Minister Donohoe announces €1 million contribution from Ireland to establish a Ukraine Donor Fund in the Council of Europe Development Bank
Foilsithe
An t-eolas is déanaí
Teanga: Níl leagan Gaeilge den mhír seo ar fáil.
Foilsithe
An t-eolas is déanaí
Teanga: Níl leagan Gaeilge den mhír seo ar fáil.
The Council of Europe Development Bank (CEB) will host their annual meeting on 8 and 9 July in Dublin. This is the first time Ireland will host the Annual Meeting of an International Financial Institution. The event is one of the key events of Ireland’s six-month Presidency of the Committee of Minister of the Council of Europe, where Minister for Foreign Affairs, Simon Coveney, is the Chair of the Committee of Ministers for the duration of the Presidency:
“I am delighted to welcome the Council of Europe Development Bank Governor and his colleagues to Dublin for their 2022 Annual Meeting this week. I have committed, on behalf of the government, €1 million to a specially established donor fund in the Bank which will be used specifically for those displaced by the war in Ukraine, and when the time is right, we will support the reconstruction of vital infrastructure in Ukraine”, said Minister Donohoe, following his meeting with Governor Monticelli."
The CEB was the first Multilateral Development Bank to disburse grants providing immediate assistance to people fleeing Ukraine. Earlier this year, it approved a total of €5.1 million in grants from the Migrant and Refugee Fund to CEB member countries experiencing very large inflows of people from Ukraine, including to International Organization for Migration offices in Bulgaria, Hungary, Poland, the Republic of Moldova, Romania and the Slovak Republic.
On 9 June, the Bank issued a new USD 1 billion three-year global Social Inclusion Bond (SIB) whose proceeds will be primarily used to support Ukrainian refugees hosted by CEB member countries.
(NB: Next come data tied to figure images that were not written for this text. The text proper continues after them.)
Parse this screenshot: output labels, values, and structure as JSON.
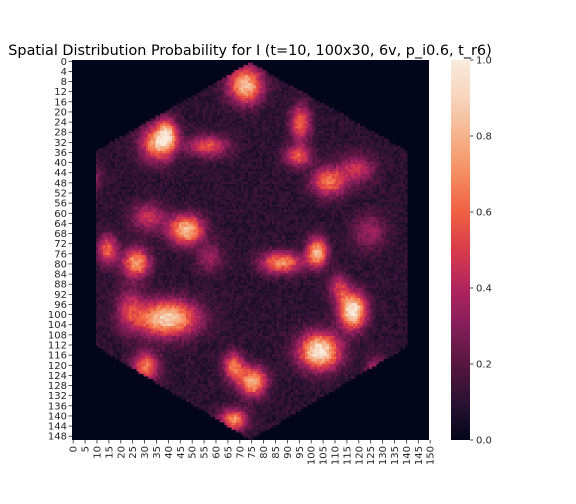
{
  "chart_data": {
    "type": "heatmap",
    "title": "Spatial Distribution Probability for I (t=10, 100x30, 6v, p_i0.6, t_r6)",
    "xlabel": "",
    "ylabel": "",
    "grid": false,
    "colormap": "rocket",
    "colormap_stops": [
      "#03051a",
      "#2b1234",
      "#57163f",
      "#841e5a",
      "#b1245e",
      "#d83b4a",
      "#f06043",
      "#f58c5f",
      "#f5b38c",
      "#f7d4bc",
      "#faebdd"
    ],
    "nan_color": "#ffffff",
    "grid_shape": {
      "rows": 150,
      "cols": 150
    },
    "hexagon_extent": {
      "x": [
        10,
        141
      ],
      "rows_full_width": [
        36,
        113
      ],
      "top_vertex": {
        "col": 75,
        "row": 1
      },
      "bottom_vertex": {
        "col": 75,
        "row": 150
      }
    },
    "x_tick_labels": [
      "0",
      "5",
      "10",
      "15",
      "20",
      "25",
      "30",
      "35",
      "40",
      "45",
      "50",
      "55",
      "60",
      "65",
      "70",
      "75",
      "80",
      "85",
      "90",
      "95",
      "100",
      "105",
      "110",
      "115",
      "120",
      "125",
      "130",
      "135",
      "140",
      "145",
      "150"
    ],
    "y_tick_labels": [
      "0",
      "4",
      "8",
      "12",
      "16",
      "20",
      "24",
      "28",
      "32",
      "36",
      "40",
      "44",
      "48",
      "52",
      "56",
      "60",
      "64",
      "68",
      "72",
      "76",
      "80",
      "84",
      "88",
      "92",
      "96",
      "100",
      "104",
      "108",
      "112",
      "116",
      "120",
      "124",
      "128",
      "132",
      "136",
      "140",
      "144",
      "148"
    ],
    "colorbar": {
      "range": [
        0.0,
        1.0
      ],
      "tick_labels": [
        "0.0",
        "0.2",
        "0.4",
        "0.6",
        "0.8",
        "1.0"
      ]
    },
    "background_level": 0.1,
    "hotspots": [
      {
        "col": 73,
        "row": 10,
        "peak": 0.75,
        "sigma_col": 5,
        "sigma_row": 5
      },
      {
        "col": 36,
        "row": 33,
        "peak": 0.65,
        "sigma_col": 5,
        "sigma_row": 5
      },
      {
        "col": 40,
        "row": 29,
        "peak": 0.55,
        "sigma_col": 3,
        "sigma_row": 4
      },
      {
        "col": 57,
        "row": 34,
        "peak": 0.45,
        "sigma_col": 6,
        "sigma_row": 3
      },
      {
        "col": 96,
        "row": 25,
        "peak": 0.5,
        "sigma_col": 3,
        "sigma_row": 5
      },
      {
        "col": 95,
        "row": 38,
        "peak": 0.45,
        "sigma_col": 4,
        "sigma_row": 3
      },
      {
        "col": 108,
        "row": 48,
        "peak": 0.55,
        "sigma_col": 5,
        "sigma_row": 4
      },
      {
        "col": 120,
        "row": 43,
        "peak": 0.35,
        "sigma_col": 5,
        "sigma_row": 4
      },
      {
        "col": 32,
        "row": 62,
        "peak": 0.35,
        "sigma_col": 5,
        "sigma_row": 4
      },
      {
        "col": 48,
        "row": 67,
        "peak": 0.75,
        "sigma_col": 5,
        "sigma_row": 4
      },
      {
        "col": 15,
        "row": 75,
        "peak": 0.5,
        "sigma_col": 3,
        "sigma_row": 4
      },
      {
        "col": 27,
        "row": 80,
        "peak": 0.65,
        "sigma_col": 4,
        "sigma_row": 4
      },
      {
        "col": 88,
        "row": 80,
        "peak": 0.6,
        "sigma_col": 6,
        "sigma_row": 3
      },
      {
        "col": 103,
        "row": 76,
        "peak": 0.75,
        "sigma_col": 3,
        "sigma_row": 4
      },
      {
        "col": 40,
        "row": 102,
        "peak": 0.8,
        "sigma_col": 9,
        "sigma_row": 5
      },
      {
        "col": 24,
        "row": 98,
        "peak": 0.3,
        "sigma_col": 4,
        "sigma_row": 6
      },
      {
        "col": 118,
        "row": 99,
        "peak": 0.9,
        "sigma_col": 4,
        "sigma_row": 5
      },
      {
        "col": 104,
        "row": 115,
        "peak": 0.9,
        "sigma_col": 6,
        "sigma_row": 5
      },
      {
        "col": 112,
        "row": 90,
        "peak": 0.35,
        "sigma_col": 3,
        "sigma_row": 4
      },
      {
        "col": 31,
        "row": 121,
        "peak": 0.55,
        "sigma_col": 4,
        "sigma_row": 4
      },
      {
        "col": 68,
        "row": 121,
        "peak": 0.55,
        "sigma_col": 3,
        "sigma_row": 4
      },
      {
        "col": 76,
        "row": 127,
        "peak": 0.7,
        "sigma_col": 4,
        "sigma_row": 4
      },
      {
        "col": 68,
        "row": 142,
        "peak": 0.6,
        "sigma_col": 4,
        "sigma_row": 3
      },
      {
        "col": 8,
        "row": 47,
        "peak": 0.25,
        "sigma_col": 3,
        "sigma_row": 4
      },
      {
        "col": 128,
        "row": 123,
        "peak": 0.35,
        "sigma_col": 3,
        "sigma_row": 4
      },
      {
        "col": 58,
        "row": 78,
        "peak": 0.25,
        "sigma_col": 4,
        "sigma_row": 4
      },
      {
        "col": 125,
        "row": 68,
        "peak": 0.25,
        "sigma_col": 5,
        "sigma_row": 5
      }
    ]
  }
}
Minister Donohoe has committed €1 million to a specially established, Irish-initiated, “Fund for Ukraine”. This special fund would be used in Ukraine to support the millions of Ukrainians displaced as a result of this war. In time, it will be used for the future rebuilding of critical infrastructure destroyed by the Russian invasion, such as schools and health facilities. Officials in the Department of Finance will continue working with the Bank to establish a pipeline of projects for Ukraine.
Based in Paris, the Council of Europe Development Bank (CEB) is a multilateral development bank with an exclusively social mandate. The CEB was set up in 1956 following the Hungarian Uprising in that year to provide solutions to the problems experienced by refugees at that time. Since then, it has adapted to changes in social priorities in Europe.
The CEB shareholders consist of forty-two Council of Europe Member States with twenty-two Central, Eastern and South Eastern European countries forming the Bank's target countries. There are forty-seven members in the wider Council of Europe (based in Strasbourg). This included Russia until it was excluded from membership on 16 March when it invaded Ukraine. Belarus had an observer status at the Council, which has also been withdrawn.
The CEB grants loans directly to its Member States in addition to financial institutions and local authorities in these States for the financing of projects in the social sector, in accordance with its Articles of Agreement of the Bank.
Apart from the European Investment Bank (EIB), the CEB is the only other Multilateral Development Bank that provides financing to Ireland. Funding has been provided to Local Authorities and financial intermediaries such as the Housing Finance Agency (HFA) and Social Finance Foundation (SFF).